As a writer, I would like to think that people chuckle when they read the limerick, and, having been hooked, can’t stop reading till they get to the end.

We also talked about gill net fishing and subsistence hunting.

One of the perks of Barrow hanging out with hunters all day.

At morning conference today we talked about how maternal and paternal alcohol use contributes to schizophrenia later in life.

We exchange a lot of information in morning conference.  We talk about patients by name.  We talk about clinical problems.   I get much education from my colleagues. 

I brought up a particular patient with recurrent right lower quadrant pain whose CT showed a normal appendix.  I expressed my concerns that the image might not have had adequate resolution to show a carcinoid (a low grade malignancy occasionally found in the appendix).  It turned out that everyone around the conference table had taken care of the patient at one time or another and we all agreed the appendix needed to come out.

I am coming to the end of my tenure here tomorrow, and today I developed separation anxiety.

Separation anxiety is a universal human emotion.  It’s the reason roommates fight at the end of the school year or spouses fight just before one goes on a trip.  I knew that I would have it when the time for me to leave came close.   Bethany’s presence buffered the intensity.
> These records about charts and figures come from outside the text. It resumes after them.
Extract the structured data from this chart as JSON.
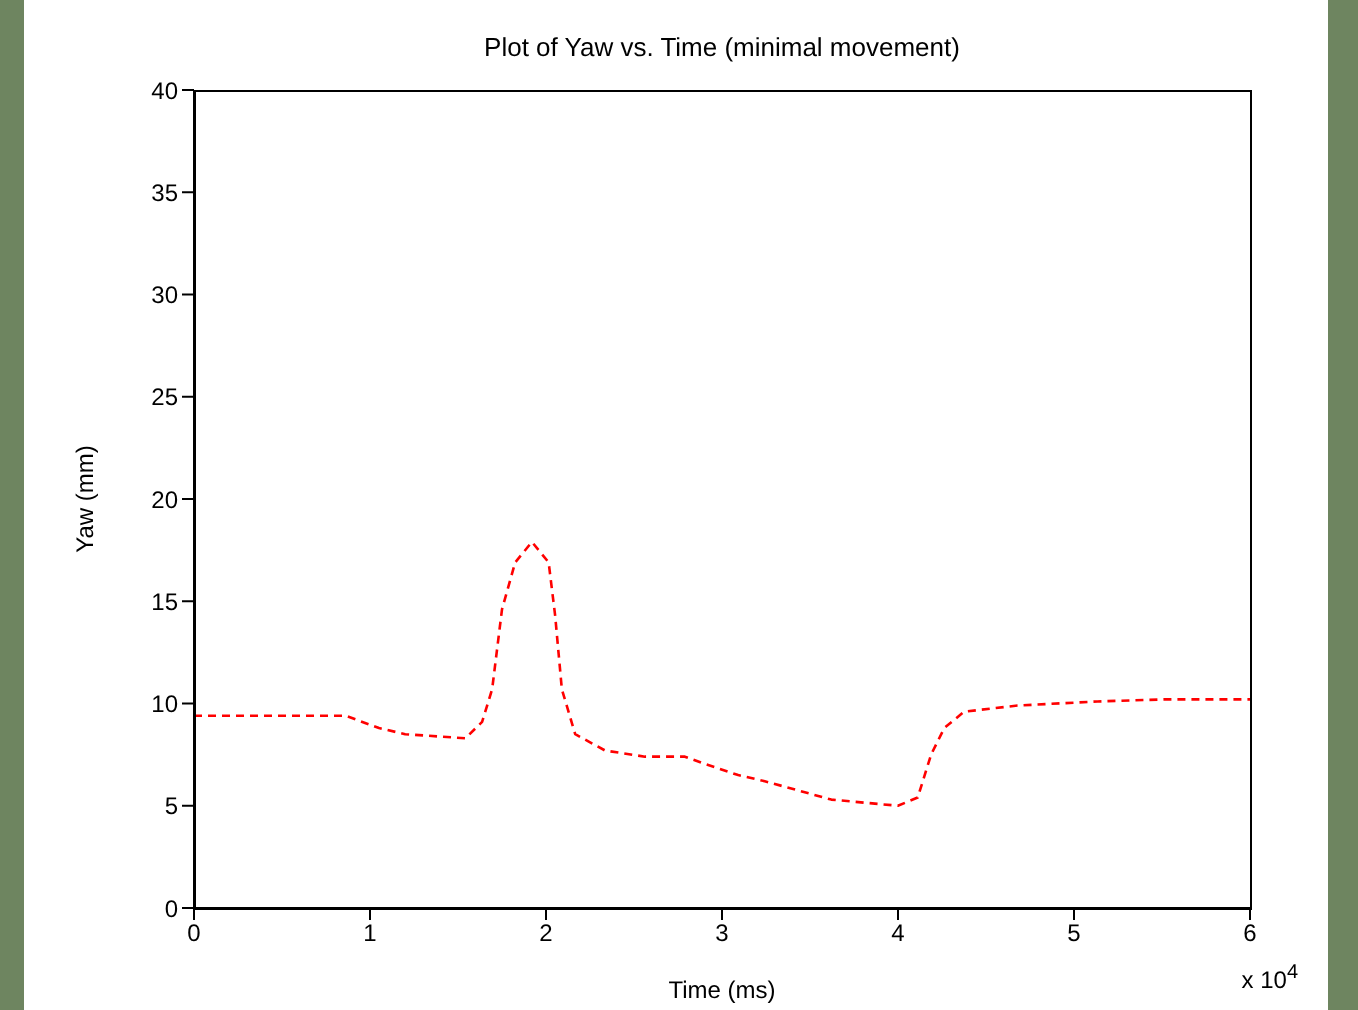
{
  "chart_data": {
    "type": "line",
    "title": "Plot of Yaw vs. Time (minimal movement)",
    "xlabel": "Time (ms)",
    "ylabel": "Yaw (mm)",
    "annotations": [
      "x 10$^{4}$"
    ],
    "x": [
      0,
      0.862,
      1.051,
      1.2,
      1.542,
      1.637,
      1.694,
      1.75,
      1.825,
      1.92,
      2.015,
      2.052,
      2.09,
      2.166,
      2.336,
      2.562,
      2.789,
      2.884,
      3.092,
      3.243,
      3.621,
      3.999,
      4.112,
      4.188,
      4.263,
      4.376,
      4.679,
      5.133,
      5.51,
      6
    ],
    "series": [
      {
        "color": "#ff0000",
        "values": [
          9.4,
          9.4,
          8.8,
          8.5,
          8.3,
          9.1,
          10.7,
          14.6,
          16.9,
          17.9,
          16.9,
          14.3,
          10.7,
          8.5,
          7.7,
          7.4,
          7.4,
          7.1,
          6.5,
          6.2,
          5.3,
          5.0,
          5.4,
          7.5,
          8.8,
          9.6,
          9.9,
          10.1,
          10.2,
          10.2
        ]
      }
    ],
    "xlim": [
      0,
      6
    ],
    "xticks": [
      0,
      1,
      2,
      3,
      4,
      5,
      6
    ],
    "ylim": [
      0,
      40
    ],
    "yticks": [
      0,
      5,
      10,
      15,
      20,
      25,
      30,
      35,
      40
    ],
    "line_style": "dashed",
    "marker": "none",
    "grid": false,
    "legend": false
  }
}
Today the weather turned warm (fifty-one Farenheit), the wind stopped and the sun came out.  The heat in the outpatient area became intolerable, and I went to maintenance and complained three times.  I probably wouldn’t have been emotional in my declaration of impossibility of working conditions if it hadn’t happened towards the end of my tenure. 

I think the reason people have separation anxiety is because it softens the pain of emotional loss.  It’s a way of saying, “I have plenty reason to be mad at that person/institution.  So I won’t miss him/her/it when they’re/I’m gone.”